Roadnovel déjanté dans les chaussures alcoolisées de Fredric Brown...

Avec ce premier roman solo, venant de paraître à La Volte, de Léo Henry, créateur avec Jacques Mucchielli (et l'illustrateur Stéphane Perger) de l'univers post-industriel aux confins désertiques de « Yama Loka Terminus » et de « Bara Yogoï », nous lisons un véritable coup de maître. 246 pages de récit débridé, assorties d'un index alcoolisé aussi surréaliste que jouissif, et de précieuses « notes de conception », pour nous faire partager les derniers jours (imaginés) de l'écrivain (réel) Fredric Brown, bien connu des amateurs de SF, même s'il fut avant tout un producteur de polars, récompensé dès son premier roman en 1947 par le prestigieux prix Edgar Allan Poe.

En 1965, alors qu'Edwin Aldrin s'attelle à la colonisation américaine de la Lune, la fin du monde survient en quelques semaines,... par « dissolution » du réel, dans lequel en profitent pour évoluer plusieurs créations littéraires de Fredric Brown lui-même, et quelques « re-créations » malignes de Léo Henry... L'occasion pour l'écrivain, en compagnie de son nouvel ami Roger Vadim (oui !), à la recherche de son épouse Jane Fonda / Barbarella, obligée de se planquer car poursuivie par une association FBI / Reine Noire de Sogo, de parcourir en tous sens les régions désolées qui s'étendent entre l'Arizona et la Basse Californie mexicaine, pour une sorte de « Fear and Loathing in Las Vegas » puissance deux (au moins). On pense en effet inévitablement à Hunter Thompson (et peut-être encore davantage au film de Terry Gilliam) lorsque les deux compères, réunis dans cette virile amitié cimentée par l'excès incessant de boissons diverses, multiplient les rencontres saugrenues et pourtant si... nécessaires !

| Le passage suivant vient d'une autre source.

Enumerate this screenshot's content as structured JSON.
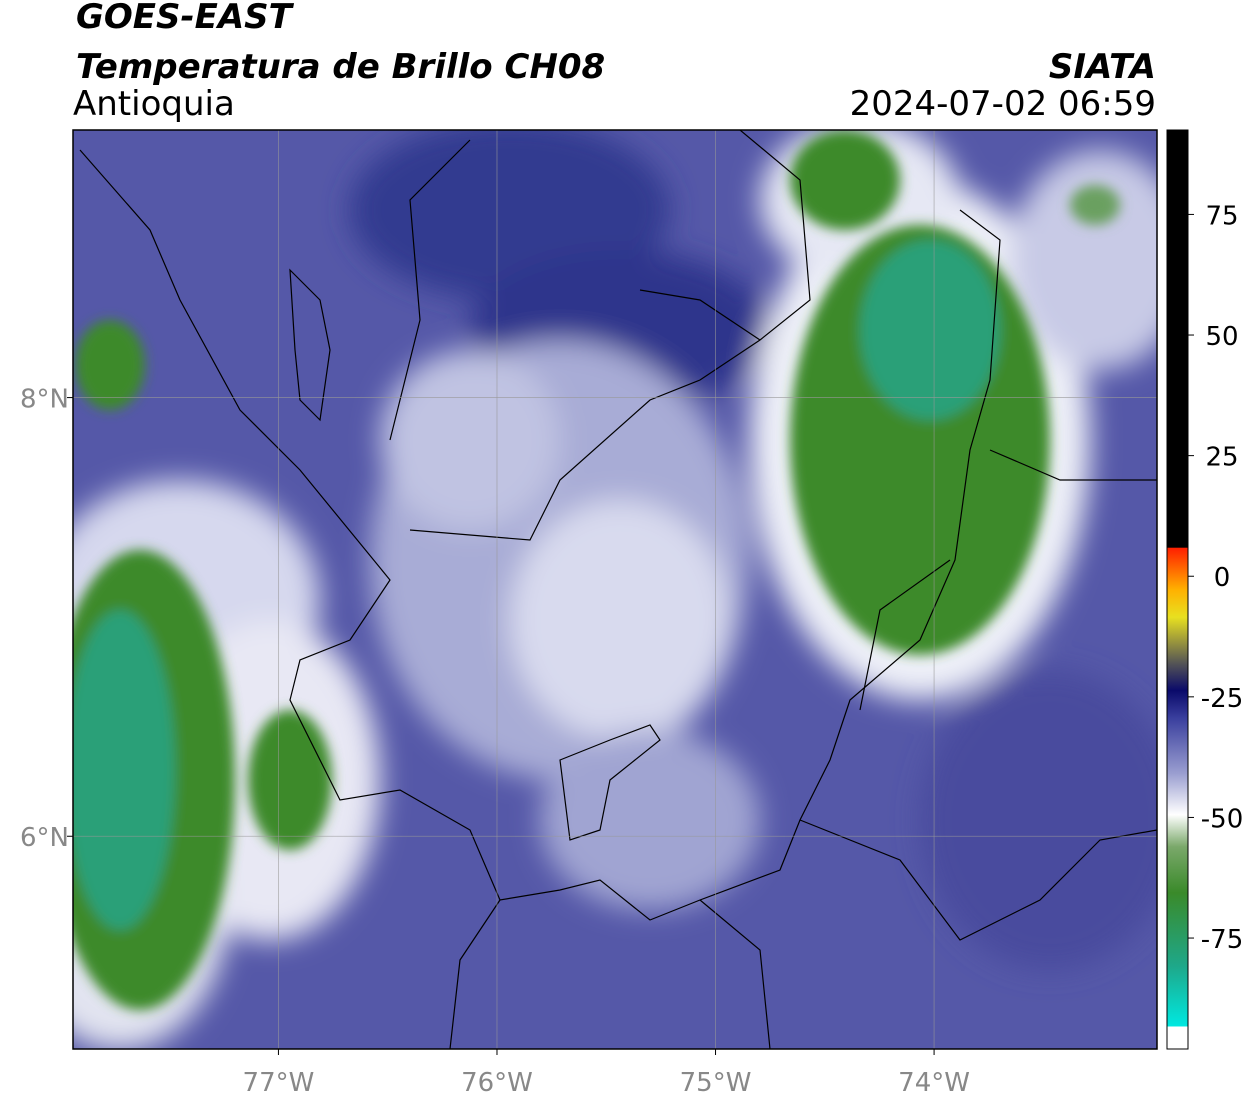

Avec de véritables « morceaux de bravoure » tels que la conception d'un crime parfait par l'auteur de polars, l'échange de joyeuses propagandes Est-Ouest à l'occasion de la conquête de la Lune (ici avancée de quatre ans), la nuit avec Barbarella, dans son vaisseau spatial, sur une aire d'autoroute, l'assaut en règle, par les « forces du Mal », d'une communauté hippie à San Diego, les tendres et... ennuyeux échanges avec l'inlassable épouse Elisabeth Brown, la délicate rencontre avec un gang de bikers anthropophages, le périple mexicain avec une chèvre amicale dans un mini-bus Volkswagen bondé, ou encore, apothéose, la longue et « sérieuse » discussion finale entre Fredric Brown et son personnage George Weaver (le héros du roman « The Far Cry », 1951), extraordinaire mise en abîme, très « tongue-in-cheek », du métier d'écrivain et de créateur.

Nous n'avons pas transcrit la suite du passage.